Yes, this is the part where I acknowledge that it might be overreach in my original comment, but it's not nearly as extreme or obvious as the debate rhetoric is implying. There are various exclusion rules. This particular rule was (speculating here!) probably chosen because a) the evocative name (sigh), and b) because it allows broader exclusion, in that "supply chain risks" are something you wouldn't want allowed in at any level of procurement, for obvious reasons.
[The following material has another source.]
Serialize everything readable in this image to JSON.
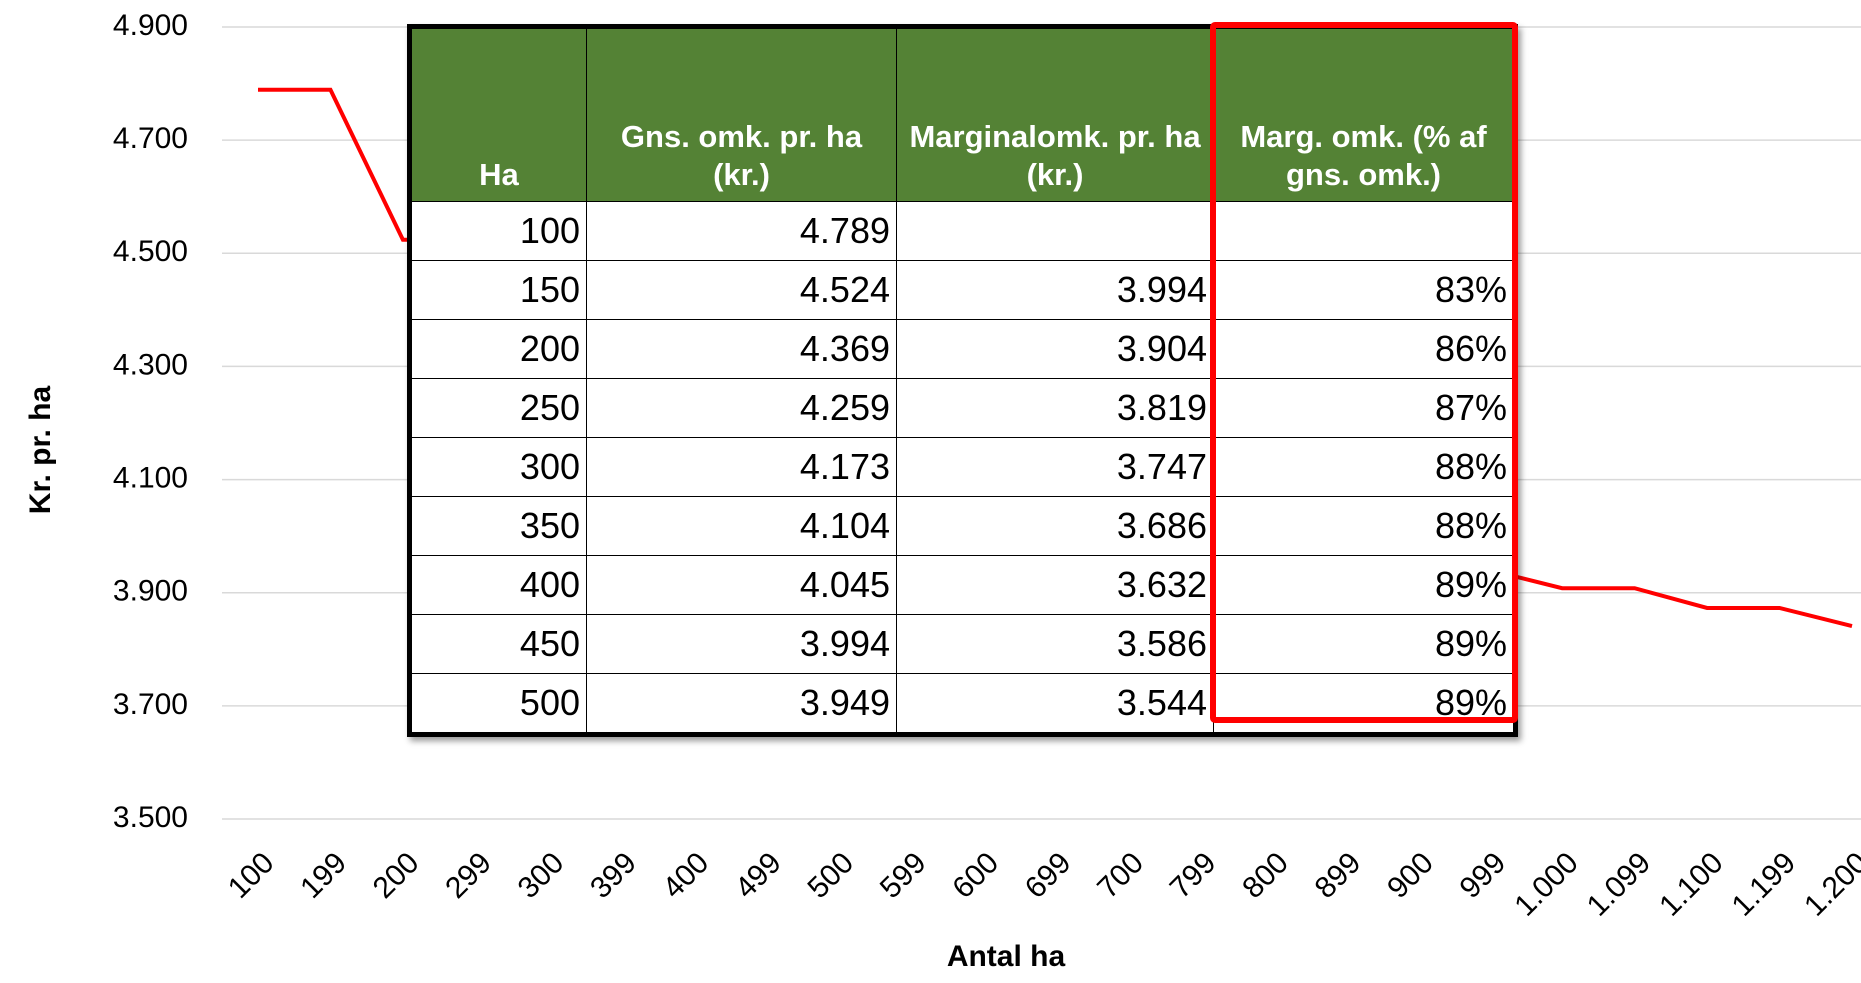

Calling canned tomatoes a supply chain risk would be pretty absurd (unless, I don't know...they were found to be farmed by North Korea or something), but I can certainly see an argument for software, and in particular, generative AI products. I bet some people here would be celebrating if Microsoft were labeled a supply chain risk due to a long history of bugs, for example.

  • MIGHT be overreach to call this a supply chain risk?!? That is absolutely ludicrous.

    • To quote one of the greatest movies of all time: That’s just, like, your opinion, man.